Source: www.freshinfo.com – Fri 24 Oct 08
UK supermarkets are squeezing suppliers as they try to increase their margins and maintain value in the eyes of consumers.
Tesco has led the way in the last fortnight, asking suppliers to fund its bid to be Britains biggest discounter.
With more than 30 per cent of the UK retail food market, Tesco is implicitly issuing “take-it-or-leave-it” ultimatums to suppliers it claims have been making hay during food price inflation.
Tescos profit before tax for the first half of 2008 was 7 percent. The average profit margin for companies in the fruit and vegetable industry is between one and two per cent.
A Tesco spokesman said: Our customers are facing tough times as a result of the current economic slowdown and they are looking to Tesco to help. They expect us to continuously negotiate the very best deals on their behalf.
No supplier is willing to go on the record with comments for fear of immediate reprisals. some comments include:
The margin they are looking to take out of the job leaves nothing for anyone else.
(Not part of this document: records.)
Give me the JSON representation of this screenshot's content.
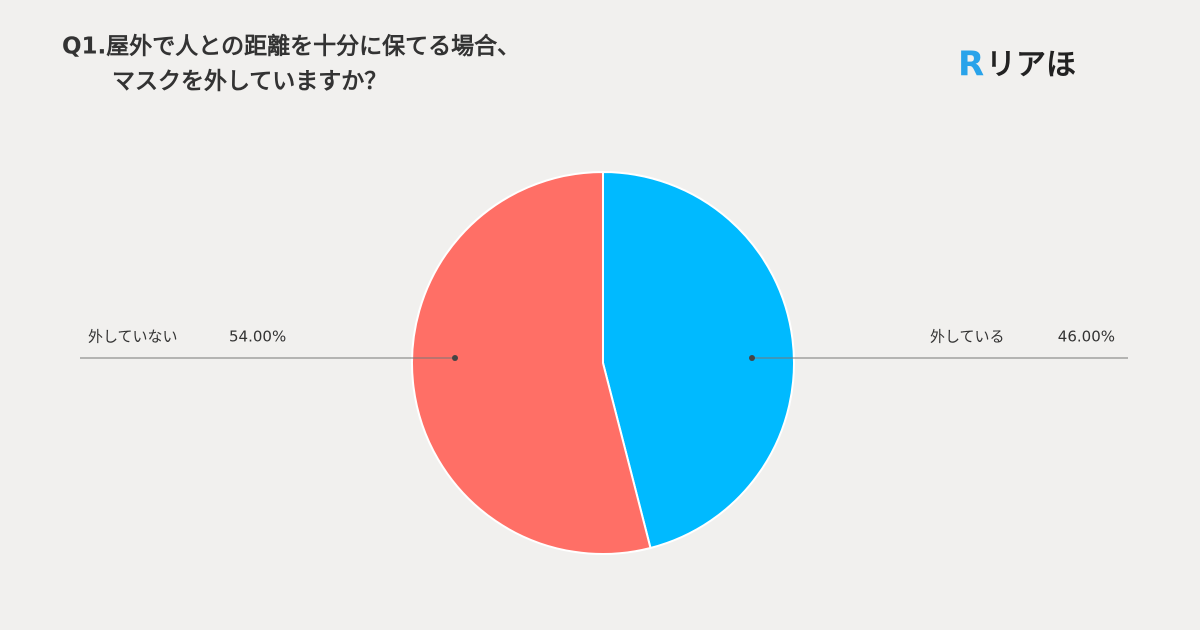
{
  "chart_data": {
    "type": "pie",
    "title": [
      "Q1.屋外で人との距離を十分に保てる場合、",
      "マスクを外していますか？"
    ],
    "logo": {
      "mark": "R",
      "text": "リアほ"
    },
    "categories": [
      "外している",
      "外していない"
    ],
    "values": [
      46,
      54
    ],
    "value_labels": [
      "46.00%",
      "54.00%"
    ],
    "colors": [
      "#00baff",
      "#ff6f66"
    ]
  }
}
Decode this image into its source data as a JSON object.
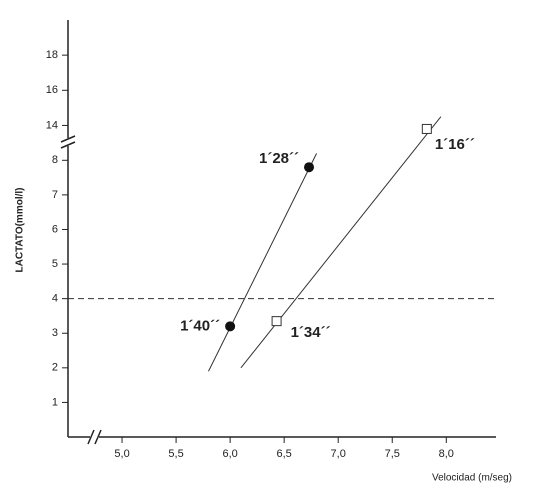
{
  "chart_data": {
    "type": "scatter",
    "xlabel": "Velocidad (m/seg)",
    "ylabel": "LACTATO(mmol/l)",
    "xlim": [
      4.5,
      8.46
    ],
    "ylim": [
      0,
      20
    ],
    "ybreak": [
      8.5,
      13
    ],
    "xticks": [
      {
        "value": 5.0,
        "label": "5,0"
      },
      {
        "value": 5.5,
        "label": "5,5"
      },
      {
        "value": 6.0,
        "label": "6,0"
      },
      {
        "value": 6.5,
        "label": "6,5"
      },
      {
        "value": 7.0,
        "label": "7,0"
      },
      {
        "value": 7.5,
        "label": "7,5"
      },
      {
        "value": 8.0,
        "label": "8,0"
      }
    ],
    "yticks": [
      1,
      2,
      3,
      4,
      5,
      6,
      7,
      8,
      14,
      16,
      18
    ],
    "hline": 4,
    "points": [
      {
        "x": 6.0,
        "y": 3.2,
        "label": "1´40´´",
        "marker": "circle"
      },
      {
        "x": 6.73,
        "y": 7.8,
        "label": "1´28´´",
        "marker": "circle"
      },
      {
        "x": 6.43,
        "y": 3.35,
        "label": "1´34´´",
        "marker": "square"
      },
      {
        "x": 7.82,
        "y": 13.8,
        "label": "1´16´´",
        "marker": "square"
      }
    ],
    "fits": [
      {
        "x": [
          5.8,
          6.8
        ],
        "values": [
          1.9,
          8.2
        ]
      },
      {
        "x": [
          6.1,
          7.95
        ],
        "values": [
          2.0,
          14.5
        ]
      }
    ]
  }
}
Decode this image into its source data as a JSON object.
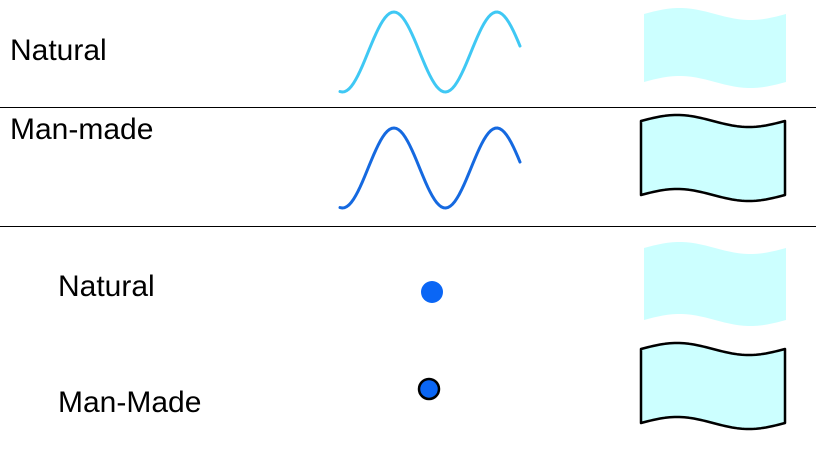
{
  "legend": {
    "rows": [
      {
        "label": "Natural",
        "symbol": "wave-line-icon",
        "area": "wavy-area-no-border-icon"
      },
      {
        "label": "Man-made",
        "symbol": "wave-line-icon",
        "area": "wavy-area-bordered-icon"
      }
    ],
    "point_rows": [
      {
        "label": "Natural",
        "symbol": "filled-dot-icon",
        "area": "wavy-area-no-border-icon"
      },
      {
        "label": "Man-Made",
        "symbol": "outlined-dot-icon",
        "area": "wavy-area-bordered-icon"
      }
    ]
  },
  "colors": {
    "natural_line": "#3fc8f4",
    "manmade_line": "#1569e0",
    "dot_fill": "#0a66f5",
    "area_fill": "#ccffff",
    "border": "#000000",
    "divider": "#000000"
  }
}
They say they are obliged to keep food price inflation down on behalf of consumers and the government, but in reality its the supply chain here and around the world that is doing that, said one supplier.
“There has been massive turnover in TESCO fresh produce staff, and its easy for new buyers to come in and butcher the supply base. They dont know the fresh produce industry, so the lowest cost becomes the best deal, irrespective of the quality or service on offer.
They will only care when the last fall guy stops wanting to … or simply cannot supply them any more. As long as they have product, the growers are not important.